Le pied est constitué de 7 ergots de forme arrondie, disposés en cercle sous le pot. Ils ont été réalisés par étirement du verre alors que celui-ci était encore malléable. Leur hauteur est de 5 mm et leur largeur de 7 mm. Le fond de l’objet est rentrant.

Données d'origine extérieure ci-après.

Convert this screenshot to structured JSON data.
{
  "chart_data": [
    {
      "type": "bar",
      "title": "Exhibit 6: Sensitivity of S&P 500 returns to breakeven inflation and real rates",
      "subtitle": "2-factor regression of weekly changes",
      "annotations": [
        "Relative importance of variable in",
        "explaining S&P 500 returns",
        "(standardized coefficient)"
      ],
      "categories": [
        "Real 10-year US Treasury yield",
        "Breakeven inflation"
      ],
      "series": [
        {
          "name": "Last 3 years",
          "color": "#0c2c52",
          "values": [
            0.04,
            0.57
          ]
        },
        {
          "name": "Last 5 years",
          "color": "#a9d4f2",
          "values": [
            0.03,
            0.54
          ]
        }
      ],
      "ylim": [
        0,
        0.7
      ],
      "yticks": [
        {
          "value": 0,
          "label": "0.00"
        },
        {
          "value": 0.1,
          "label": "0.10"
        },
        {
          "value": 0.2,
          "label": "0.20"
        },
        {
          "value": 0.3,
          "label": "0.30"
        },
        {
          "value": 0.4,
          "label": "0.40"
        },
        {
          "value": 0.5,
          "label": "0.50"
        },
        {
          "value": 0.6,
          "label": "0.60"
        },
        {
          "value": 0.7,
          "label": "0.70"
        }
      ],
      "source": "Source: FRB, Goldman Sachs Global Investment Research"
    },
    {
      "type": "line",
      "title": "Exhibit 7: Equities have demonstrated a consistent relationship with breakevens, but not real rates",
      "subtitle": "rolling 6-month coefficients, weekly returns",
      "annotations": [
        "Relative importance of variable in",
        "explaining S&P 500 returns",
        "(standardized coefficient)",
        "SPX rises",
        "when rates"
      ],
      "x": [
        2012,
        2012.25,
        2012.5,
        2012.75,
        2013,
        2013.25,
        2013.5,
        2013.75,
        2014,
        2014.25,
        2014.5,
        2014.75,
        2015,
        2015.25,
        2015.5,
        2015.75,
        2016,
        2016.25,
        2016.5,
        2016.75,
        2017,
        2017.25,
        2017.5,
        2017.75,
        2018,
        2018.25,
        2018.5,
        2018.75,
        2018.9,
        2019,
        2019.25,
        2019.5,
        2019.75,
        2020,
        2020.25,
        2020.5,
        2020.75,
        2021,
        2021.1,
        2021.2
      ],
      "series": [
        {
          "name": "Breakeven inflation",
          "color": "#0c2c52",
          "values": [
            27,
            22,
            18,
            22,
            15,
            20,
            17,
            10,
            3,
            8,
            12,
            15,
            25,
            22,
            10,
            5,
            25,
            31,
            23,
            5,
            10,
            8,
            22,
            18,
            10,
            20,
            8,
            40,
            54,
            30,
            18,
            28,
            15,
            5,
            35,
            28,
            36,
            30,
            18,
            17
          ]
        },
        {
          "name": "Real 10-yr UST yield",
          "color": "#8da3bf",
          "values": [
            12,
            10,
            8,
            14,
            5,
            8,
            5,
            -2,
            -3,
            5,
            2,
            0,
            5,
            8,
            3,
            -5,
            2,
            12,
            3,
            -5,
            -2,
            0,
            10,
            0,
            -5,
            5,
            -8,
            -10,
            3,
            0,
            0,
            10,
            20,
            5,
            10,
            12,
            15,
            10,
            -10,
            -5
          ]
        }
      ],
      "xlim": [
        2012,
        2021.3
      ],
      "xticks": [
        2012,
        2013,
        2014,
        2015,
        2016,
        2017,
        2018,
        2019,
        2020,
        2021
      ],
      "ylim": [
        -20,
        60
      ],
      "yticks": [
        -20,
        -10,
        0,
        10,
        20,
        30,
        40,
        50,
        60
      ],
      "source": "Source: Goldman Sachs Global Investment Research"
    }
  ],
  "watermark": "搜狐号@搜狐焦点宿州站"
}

Le décor est composé de filets d’émail blanc qui disparaissent par endroits sous l’oxydation. Huit filets d’épaisseur différente sont présents sur la partie supérieure de la panse. Quatre cordons décorent la partie centrale du pot. Entre ces 2 registres décorés de filets blancs, se trouve un épais cordon blanc en zigzag irrégulier. Cinq filets en forme d’arcade décorent la partie inférieure de la panse. Quatre filets passent sur les ergots, situés sous le verre. Ce verre appartient au type T 91 et date du Ve siècle.
Conclusion
Ainsi, peu d’objets de la période mérovingienne sont présents dans le sud-ouest de la France. Tous les types auxquels appartiennent les objets découverts dans le sud-ouest sont à rapprocher de ceux présents dans le nord et l’est de la France : similitude des formes et des couleurs. Leur présence dans le sud-ouest de la France montre une diffusion lointaine de ce type de verres et assure une continuité géographique avec les régions du nord et de l’est.
Un exemplaire de verre mérovingien se trouve au musée du Louvre
Référence article
Hébrard-Salivas C., Verres de l'époque mérovingienne dans le sud-ouest de la France, AFAV, 2013, p. 83-86.
Photos de Catherine Hébrard-Salivas (copyright)
Bibliographie indicative
Cadis, Marquette 1935-1951
Cadis (l.), Marquette (B.) : « La nécropole mérovingienne de la place Saint-Martin », rapport de fouilles, 33/04/11, SRA Aquitaine, 1935-1951.
Cartron, Castex 2006
Cartron (I.), Castex (D.) : « L’occupation d’un ancien îlot de l’estuaire de la Gironde : du temple antique à la Chapelle Saint-Siméon (Jau-Dignac-et-Loirac) », Aquitania, XXII, 2006, p.253-282.
Coureau 1876
Coureau (A.) : « Cimetière mérovingien à Argenton », Société Archéologique de Bordeaux, 1876, p.155-156.
Feyeux 2003
Feyeux (J.-Y.) : Le verre mérovingien du quart nord-est de la France, Paris, 1995.
Foy, Hochuli-Gysel 1995
Foy (D.), Hochuli-Gysel (A.) : « Le verre en Aquitaine du IVe au IXe siècle, Un Etat de la question », Le verre de l’Antiquité tardive et du haut Moyen Age, Typologie, chronologie, diffusion, Guiry-en-Vexin, 1995, p. 151-176.
Galy 1841
Galy (E.) : Catalogue du Musée archéologique du département de la Dordogne, Périgueux, 1841.
Perin 1995
Perin (P.) : « La datation des verres mérovingiens du Nord de la Gaule », Le verre de l’Antiquité tardive et du haut Moyen Age, Typologie, chronologie, diffusion, Guiry-en-Vexin, 1995, p.139-149.
Saint-Laurent-des-Bâtons 1979
Saint-Laurent-des-Bâtons : Gallia, tome 37, fascicule 2, 1979, p. 504-505.